The leaders also agreed to the creation of a Regional Coordinating Mechanism on Ebola (RCME) with the immediate responsibility to develop a comprehensive regional strategy to address Ebola preparedness in collaboration with PAHO/WHO.
“We discussed putting in place a broad-based coordinating unit at the CARICOM level that would necessarily involve, not only the Caribbean Public Health Agency – CARPHA – and not only the various ministries of health and so on, but would involved Cuba,” he said, while noting that Cuba had more medical personnel in West Africa today than all the other countries put together.

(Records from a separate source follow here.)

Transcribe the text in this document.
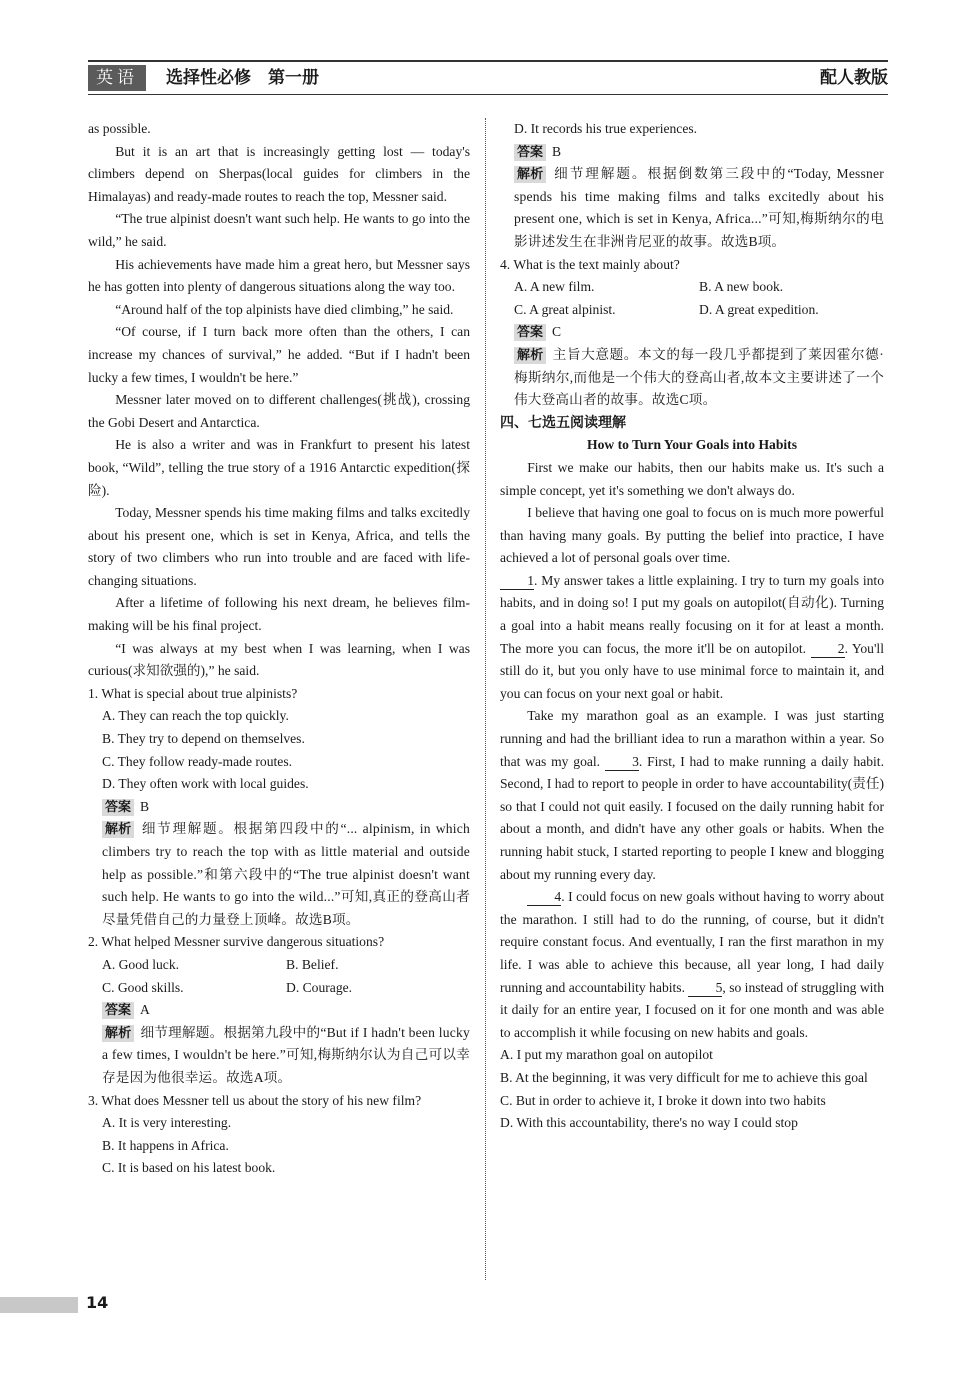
英语	选择性必修　第一册	配人教版

as possible.

But it is an art that is increasingly getting lost — today's climbers depend on Sherpas(local guides for climbers in the Himalayas) and ready-made routes to reach the top, Messner said.

“The true alpinist doesn't want such help. He wants to go into the wild,” he said.

His achievements have made him a great hero, but Messner says he has gotten into plenty of dangerous situations along the way too.

“Around half of the top alpinists have died climbing,” he said.

“Of course, if I turn back more often than the others, I can increase my chances of survival,” he added. “But if I hadn't been lucky a few times, I wouldn't be here.”

Messner later moved on to different challenges(挑战), crossing the Gobi Desert and Antarctica.

He is also a writer and was in Frankfurt to present his latest book, “Wild”, telling the true story of a 1916 Antarctic expedition(探险).

Today, Messner spends his time making films and talks excitedly about his present one, which is set in Kenya, Africa, and tells the story of two climbers who run into trouble and are faced with life-changing situations.

After a lifetime of following his next dream, he believes film-making will be his final project.

“I was always at my best when I was learning, when I was curious(求知欲强的),” he said.

1. What is special about true alpinists?

A. They can reach the top quickly.

B. They try to depend on themselves.

C. They follow ready-made routes.

D. They often work with local guides.

答案 B

解析 细节理解题。根据第四段中的“... alpinism, in which climbers try to reach the top with as little material and outside help as possible.”和第六段中的“The true alpinist doesn't want such help. He wants to go into the wild...”可知,真正的登高山者尽量凭借自己的力量登上顶峰。故选B项。

2. What helped Messner survive dangerous situations?

A. Good luck.	B. Belief.
C. Good skills.	D. Courage.

答案 A

解析 细节理解题。根据第九段中的“But if I hadn't been lucky a few times, I wouldn't be here.”可知,梅斯纳尔认为自己可以幸存是因为他很幸运。故选A项。

3. What does Messner tell us about the story of his new film?

A. It is very interesting.

B. It happens in Africa.

C. It is based on his latest book.

D. It records his true experiences.

答案 B

解析 细节理解题。根据倒数第三段中的“Today, Messner spends his time making films and talks excitedly about his present one, which is set in Kenya, Africa...”可知,梅斯纳尔的电影讲述发生在非洲肯尼亚的故事。故选B项。

4. What is the text mainly about?

A. A new film.	B. A new book.
C. A great alpinist.	D. A great expedition.

答案 C

解析 主旨大意题。本文的每一段几乎都提到了莱因霍尔德·梅斯纳尔,而他是一个伟大的登高山者,故本文主要讲述了一个伟大登高山者的故事。故选C项。

四、七选五阅读理解

How to Turn Your Goals into Habits

First we make our habits, then our habits make us. It's such a simple concept, yet it's something we don't always do.

I believe that having one goal to focus on is much more powerful than having many goals. By putting the belief into practice, I have achieved a lot of personal goals over time.
1. My answer takes a little explaining. I try to turn my goals into habits, and in doing so! I put my goals on autopilot(自动化). Turning a goal into a habit means really focusing on it for at least a month. The more you can focus, the more it'll be on autopilot. 2. You'll still do it, but you only have to use minimal force to maintain it, and you can focus on your next goal or habit.

Take my marathon goal as an example. I was just starting running and had the brilliant idea to run a marathon within a year. So that was my goal. 3. First, I had to make running a daily habit. Second, I had to report to people in order to have accountability(责任) so that I could not quit easily. I focused on the daily running habit for about a month, and didn't have any other goals or habits. When the running habit stuck, I started reporting to people I knew and blogging about my running every day.

4. I could focus on new goals without having to worry about the marathon. I still had to do the running, of course, but it didn't require constant focus. And eventually, I ran the first marathon in my life. I was able to achieve this because, all year long, I had daily running and accountability habits. 5, so instead of struggling with it daily for an entire year, I focused on it for one month and was able to accomplish it while focusing on new habits and goals.

A. I put my marathon goal on autopilot

B. At the beginning, it was very difficult for me to achieve this goal

C. But in order to achieve it, I broke it down into two habits

D. With this accountability, there's no way I could stop

14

Coming out of the talks, which were also attended by Minister of Health John Boyce and Chief Medical Officer Dr Joy St John, the Prime Minister said it was decided that Cuba would not only provided medical expertise, but would also form part of a proposed Regional Rapid Response Team.
The CARICOM meeting also discussed the issue of financing in response to Ebola.
Stuart disclosed that the Inter-American Development Bank was prepared to commit $7 million in assistance.
He also expressed confidence that other agencies, including the Caribbean Development Bank, would be prepared to “step up to the plate if they have to”, while noting that individual governments would have their own responsibilities in funding the efforts.
However, the response to Ebola was “not just about money”.
“Of course, it is manpower, and that’s where a country like Cuba comes in with vast experience in matters related to health and dealing with health crises and that kind of thing; dealing with emergencies, the whole question of emergency management in matters related to health, Cuba has no equal in this region in that regard.”
The Prime Minister also stated that Barbados would continue discussions and exchanges with its regional partners to ensure that “our populations are safe and that this region’s reputation can be protected”.